Gustavo Moura notou que os programas dos partidos pouco trazem sobre nós. Não espanta porque estamos habituados aos esquecimentos deles (só se lembram quando é para inconstitucionalizar as nossas justas pretensões; aí não há esquecimentos), e porque, agora, pela primeira vez, temos governo próprio e é a este que compete fazer os programas que nos convêm. Mas não é essa a parte do trabalho do fundador do Açoriano Oriental moderno que gostaria de comentar. O que merece o meu desacordo é a crítica à inactividade do PDA porque, diz, com isso se descredibiliza. Fundámos o PDA há trinta anos, mantivemo-lo vivo contra tudo e contra todos (de dentro e de fora). Confrontámo-nos com um confrangedor desprezo do eleitorado que preferiu até ter como deputado seu um estranho a esta ilha e seu inimigo declarado, do que votar em um de nós, causando-nos com isso uma dor indescritível e só continuamos porque o amor à nossa gente não depende dela. Existe. Cansa, dói, mas existe. Sem limites e sem condições. Foram 30 anos de frustração e incompreensões. Só quando nos coligámos com o partido socialista conseguimos ter um vereador em Ponta Delgada.

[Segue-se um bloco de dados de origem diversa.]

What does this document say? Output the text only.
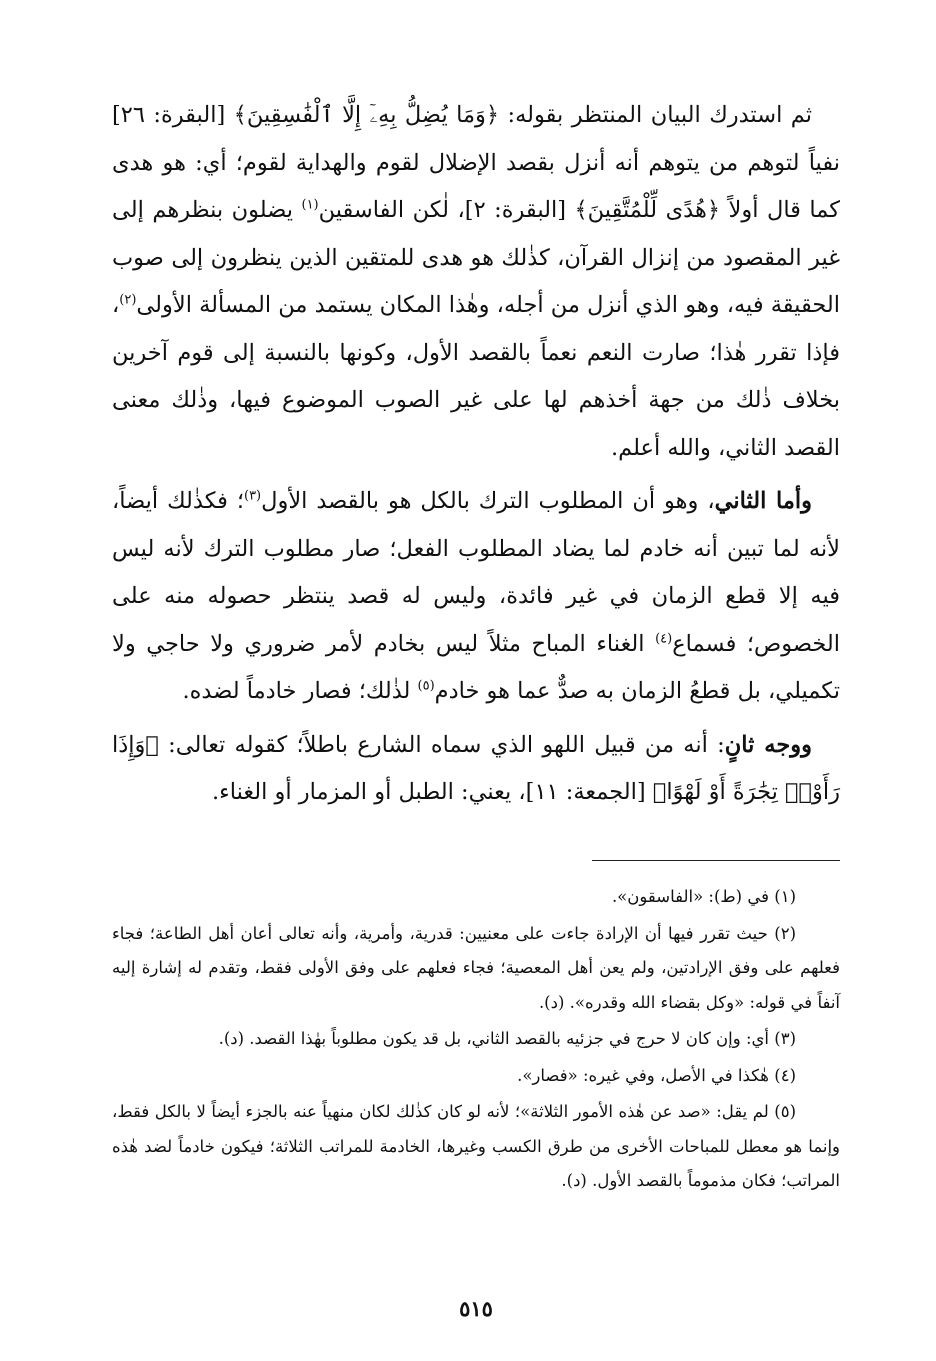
ثم استدرك البيان المنتظر بقوله: ﴿وَمَا يُضِلُّ بِهِۦٓ إِلَّا ٱلْفَٰسِقِينَ﴾ [البقرة: ٢٦] نفياً لتوهم من يتوهم أنه أنزل بقصد الإضلال لقوم والهداية لقوم؛ أي: هو هدى كما قال أولاً ﴿هُدًى لِّلْمُتَّقِينَ﴾ [البقرة: ٢]، لٰكن الفاسقين$^{(١)}$ يضلون بنظرهم إلى غير المقصود من إنزال القرآن، كذٰلك هو هدى للمتقين الذين ينظرون إلى صوب الحقيقة فيه، وهو الذي أنزل من أجله، وهٰذا المكان يستمد من المسألة الأولى$^{(٢)}$، فإذا تقرر هٰذا؛ صارت النعم نعماً بالقصد الأول، وكونها بالنسبة إلى قوم آخرين بخلاف ذٰلك من جهة أخذهم لها على غير الصوب الموضوع فيها، وذٰلك معنى القصد الثاني، والله أعلم.

وأما الثاني، وهو أن المطلوب الترك بالكل هو بالقصد الأول$^{(٣)}$؛ فكذٰلك أيضاً، لأنه لما تبين أنه خادم لما يضاد المطلوب الفعل؛ صار مطلوب الترك لأنه ليس فيه إلا قطع الزمان في غير فائدة، وليس له قصد ينتظر حصوله منه على الخصوص؛ فسماع$^{(٤)}$ الغناء المباح مثلاً ليس بخادم لأمر ضروري ولا حاجي ولا تكميلي، بل قطعُ الزمان به صدٌّ عما هو خادم$^{(٥)}$ لذٰلك؛ فصار خادماً لضده.

ووجه ثانٍ: أنه من قبيل اللهو الذي سماه الشارع باطلاً؛ كقوله تعالى: ﴿وَإِذَا رَأَوْا۟ تِجَٰرَةً أَوْ لَهْوًا﴾ [الجمعة: ١١]، يعني: الطبل أو المزمار أو الغناء.

(١) في (ط): «الفاسقون».

(٢) حيث تقرر فيها أن الإرادة جاءت على معنيين: قدرية، وأمرية، وأنه تعالى أعان أهل الطاعة؛ فجاء فعلهم على وفق الإرادتين، ولم يعن أهل المعصية؛ فجاء فعلهم على وفق الأولى فقط، وتقدم له إشارة إليه آنفاً في قوله: «وكل بقضاء الله وقدره». (د).

(٣) أي: وإن كان لا حرج في جزئيه بالقصد الثاني، بل قد يكون مطلوباً بهٰذا القصد. (د).

(٤) هٰكذا في الأصل، وفي غيره: «فصار».

(٥) لم يقل: «صد عن هٰذه الأمور الثلاثة»؛ لأنه لو كان كذٰلك لكان منهياً عنه بالجزء أيضاً لا بالكل فقط، وإنما هو معطل للمباحات الأخرى من طرق الكسب وغيرها، الخادمة للمراتب الثلاثة؛ فيكون خادماً لضد هٰذه المراتب؛ فكان مذموماً بالقصد الأول. (د).

٥١٥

Herdeiros legítimos dos partidos autonomistas, fomos difamados de ricos (!) e fascistas (!!!). Sobrevivemos. Pedir mais é demais. Quando quiserem digam.
Carlos Melo Bento
2009-09-08

terça-feira, 1 de setembro de 2009

Nada

Nada
Penso muita vez que S. Miguel teve importância devido a terem existido famílias com fortunas cujos membros mais cultos e inteligentes se dedicaram à política, economia, finanças, cultura, benemerência, etc. Em tudo, os micaelenses deram cartas e contribuíram decisivamente para o progresso, a ponto de, durante tempos, Ponta Delgada ser a terceira cidade do país. O melhor exemplo foi em 1895, quando, sem temerem retaliações, o líder dos conservadores se recusou a opor-se aos autonomistas, o dos progressistas, se autonomizou e os autonomistas venceram. Hoje, as circunstâncias são outras e embora factores novos e alheios à nossa actividade e a Lisboa, tenham derramado progresso material que tanto ajudou a levantar o nível de vida das classes pobres, e não só delas, a verdade é que já não há gente rica, apesar de termos economia de mercado, e poderosos teremos duas pessoas. Uma, o Presidente Carlos César e outra a Presidente Berta Cabral. Todavia um e outro serão sempre transitórios e condicionados a uma opinião pública formada noutros azimutes, alheia aos seus próprios problemas, iludida com os dos outros. Sem particulares poderosos, seremos sempre manietáveis pobretanas sem capacidade de existir por si. Bancos, seguros, fábricas, inovação, tudo nos escapa. Ou o Estado ou nada.